Visões da Contra-Terra.

De D. L. Stump, “From World to World” (1896) a Contra-Terra é descrita como uma avançada utopia.

Edgar Wallace (um dos roteiristas do King Kong original) escreve “Planetoid 127” (1924) onde ele descreve a comunicação por rádio com uma Contra-Terra: aliás, curiosamente chamada Vulcano, nome utilizado também em outras obras com o tema da Contra-Terra.

Em uma curiosa variação do tema da Contra-Terra, Paul Ernst pensou em uma mini-Terra orbitando atrás da Lua, por isso sempre além de nossa vista, em “The World Behind the Moon” (1931).

Ben Barzman escreve “Out of this World” (1960), onde Terra e Contra-Terra são idênticos em todos os aspectos, até que divergem a partir do início do Século 20, quando não acontece a 2a Guerra Mundial.

John Norman escreve, a partir de 1967, uma série adulta de mais de 60 livros dentro do subgênero “sword-and-planet” passando-se na Contra-Terra-título chamada “Gor”.’

J. T. Edson escreve a série “Bunduki” (1975-1990), baseada no universo de Tarzan dos Macacos, onde há uma Contra-Terra chamada Zillikian.

De François Schuiten e Benoît Peeters, a belíssima série de romances gráficos “As Cidades Obscuras” (1983 em diante) se passa em uma Contra-Terra, cheia de cidades-estado em que se destacam a arquitetura, baseada em algumas cidades da vida real.


Schuiten e Peeters: vistas assombrosas e familiares, logo atrás do Sol.

Marte teve suas duas luas, Fobos e Deimos, avistadas pela primeira vez com precisão por Asaph Hall em 1877, mas antes dele outros avistamentos de supostas luas foram feitos, nenhum confirmado.
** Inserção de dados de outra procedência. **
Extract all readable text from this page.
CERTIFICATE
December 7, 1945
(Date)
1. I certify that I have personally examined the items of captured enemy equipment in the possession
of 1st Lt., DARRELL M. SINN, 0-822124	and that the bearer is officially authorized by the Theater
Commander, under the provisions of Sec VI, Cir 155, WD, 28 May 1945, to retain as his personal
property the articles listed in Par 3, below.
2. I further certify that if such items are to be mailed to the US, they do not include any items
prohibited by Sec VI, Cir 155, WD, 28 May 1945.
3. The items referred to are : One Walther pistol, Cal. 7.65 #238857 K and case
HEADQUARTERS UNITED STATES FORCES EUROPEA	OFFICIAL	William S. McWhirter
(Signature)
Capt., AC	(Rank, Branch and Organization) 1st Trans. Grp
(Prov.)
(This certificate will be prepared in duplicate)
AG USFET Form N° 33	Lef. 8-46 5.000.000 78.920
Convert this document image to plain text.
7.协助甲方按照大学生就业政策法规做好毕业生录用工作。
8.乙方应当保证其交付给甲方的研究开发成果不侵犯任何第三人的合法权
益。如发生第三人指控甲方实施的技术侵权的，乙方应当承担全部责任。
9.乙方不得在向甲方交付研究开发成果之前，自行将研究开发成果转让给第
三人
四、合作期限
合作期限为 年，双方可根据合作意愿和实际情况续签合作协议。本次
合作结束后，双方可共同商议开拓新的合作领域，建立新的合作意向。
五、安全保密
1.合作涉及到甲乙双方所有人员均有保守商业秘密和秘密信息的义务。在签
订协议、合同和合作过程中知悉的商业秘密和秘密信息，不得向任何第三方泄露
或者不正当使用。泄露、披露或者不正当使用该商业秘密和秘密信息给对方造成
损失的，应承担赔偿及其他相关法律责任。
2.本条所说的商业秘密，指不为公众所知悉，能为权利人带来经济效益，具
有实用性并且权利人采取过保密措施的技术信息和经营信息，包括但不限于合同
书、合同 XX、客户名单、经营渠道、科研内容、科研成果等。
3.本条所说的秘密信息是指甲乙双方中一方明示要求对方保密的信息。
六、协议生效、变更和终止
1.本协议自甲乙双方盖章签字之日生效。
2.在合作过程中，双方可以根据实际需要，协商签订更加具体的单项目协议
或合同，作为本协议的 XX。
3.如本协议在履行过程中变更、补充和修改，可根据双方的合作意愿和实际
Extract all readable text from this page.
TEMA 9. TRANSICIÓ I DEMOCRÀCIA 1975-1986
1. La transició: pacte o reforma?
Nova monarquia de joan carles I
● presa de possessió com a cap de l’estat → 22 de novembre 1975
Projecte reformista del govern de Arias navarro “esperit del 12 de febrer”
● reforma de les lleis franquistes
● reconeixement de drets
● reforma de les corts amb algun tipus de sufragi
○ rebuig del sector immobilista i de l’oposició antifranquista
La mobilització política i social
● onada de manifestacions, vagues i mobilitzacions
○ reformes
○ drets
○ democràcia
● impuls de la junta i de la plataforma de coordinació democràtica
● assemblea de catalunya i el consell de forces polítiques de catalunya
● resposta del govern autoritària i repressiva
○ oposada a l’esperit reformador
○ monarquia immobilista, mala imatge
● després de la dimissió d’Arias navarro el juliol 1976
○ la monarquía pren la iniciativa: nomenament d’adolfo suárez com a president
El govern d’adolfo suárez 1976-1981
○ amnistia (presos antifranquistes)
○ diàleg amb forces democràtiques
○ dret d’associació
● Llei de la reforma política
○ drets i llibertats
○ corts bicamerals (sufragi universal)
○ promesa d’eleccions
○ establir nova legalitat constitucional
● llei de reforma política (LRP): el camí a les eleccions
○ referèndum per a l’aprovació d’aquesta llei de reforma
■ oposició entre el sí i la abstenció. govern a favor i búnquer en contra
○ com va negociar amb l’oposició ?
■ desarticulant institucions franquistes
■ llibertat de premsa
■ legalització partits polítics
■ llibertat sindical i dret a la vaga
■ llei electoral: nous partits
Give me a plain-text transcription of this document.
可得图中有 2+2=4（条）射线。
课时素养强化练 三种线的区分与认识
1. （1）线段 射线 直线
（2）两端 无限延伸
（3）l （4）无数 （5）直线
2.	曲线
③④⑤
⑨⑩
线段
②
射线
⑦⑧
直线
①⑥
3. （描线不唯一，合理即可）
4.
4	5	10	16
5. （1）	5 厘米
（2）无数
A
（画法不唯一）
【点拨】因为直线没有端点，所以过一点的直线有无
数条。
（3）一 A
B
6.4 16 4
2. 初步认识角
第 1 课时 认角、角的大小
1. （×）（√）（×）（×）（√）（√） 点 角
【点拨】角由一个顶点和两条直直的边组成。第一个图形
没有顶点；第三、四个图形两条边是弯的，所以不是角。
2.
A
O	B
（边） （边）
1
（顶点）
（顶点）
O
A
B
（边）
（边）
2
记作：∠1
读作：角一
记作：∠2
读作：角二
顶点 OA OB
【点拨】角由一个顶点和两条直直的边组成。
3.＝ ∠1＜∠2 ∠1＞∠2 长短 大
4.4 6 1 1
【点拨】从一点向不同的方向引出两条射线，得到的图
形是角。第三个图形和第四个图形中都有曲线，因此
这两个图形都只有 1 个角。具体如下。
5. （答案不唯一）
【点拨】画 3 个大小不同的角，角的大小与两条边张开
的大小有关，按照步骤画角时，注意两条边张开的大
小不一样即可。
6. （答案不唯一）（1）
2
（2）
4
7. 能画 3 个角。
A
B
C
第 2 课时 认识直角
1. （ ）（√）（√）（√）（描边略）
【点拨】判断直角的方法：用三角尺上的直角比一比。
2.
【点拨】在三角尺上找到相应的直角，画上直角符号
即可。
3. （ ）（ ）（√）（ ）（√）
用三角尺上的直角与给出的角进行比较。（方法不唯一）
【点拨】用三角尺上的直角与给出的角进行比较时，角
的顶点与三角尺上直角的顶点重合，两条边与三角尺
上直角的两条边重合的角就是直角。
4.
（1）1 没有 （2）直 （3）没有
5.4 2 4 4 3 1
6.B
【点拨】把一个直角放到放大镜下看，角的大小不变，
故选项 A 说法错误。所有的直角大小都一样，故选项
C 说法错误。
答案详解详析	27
Desde que começou a ser observado no início do Século 19, o cinturão de asteroides entre Marte e Júpiter foi alvo de especulação no passado: o que teria o originado? A ideia de um planeta desintegrado em algum cataclismo perdurou até se observar melhor e medir que a massa dos asteroides, se fosse reunida em um só corpo, geraria um astro que seria bem menor do que nossa própria Lua. Mas até lá, Faetonte foi imaginado.

Faetonte nasceu para explicar por que os asteroides existiam, em primeiro lugar: ocorria que a Lei de Titius–Bode, que propunha que planetas ocorreriam sempre duas vezes mais distante do Sol do que o anterior, era aceita na época, e a presença dos asteroides cai direitinho na conta, em relação às distâncias de Marte e Júpiter. O motivo de haver tantos corpos minúsculos em vez de um só planeta sugeria que algo muito errado deveria ter acontecido, desintegrando todo um mundo. O nome Faetonte é devido a um filho de Helios, deus do sol na mitologia grega, que tomou a carruagem do sol para dirigir por conta própria gerando resultados desastrosos e sendo fulminado por Zeus devido a isto: Júpiter ter desintegrado Faetonte por força gravitacional era uma hipótese proposta que bem cabia o nome. Outras incluíam o impacto direto com algum outro astro grande o bastante, ou uma explosão dado um processo interno do planeta, etc.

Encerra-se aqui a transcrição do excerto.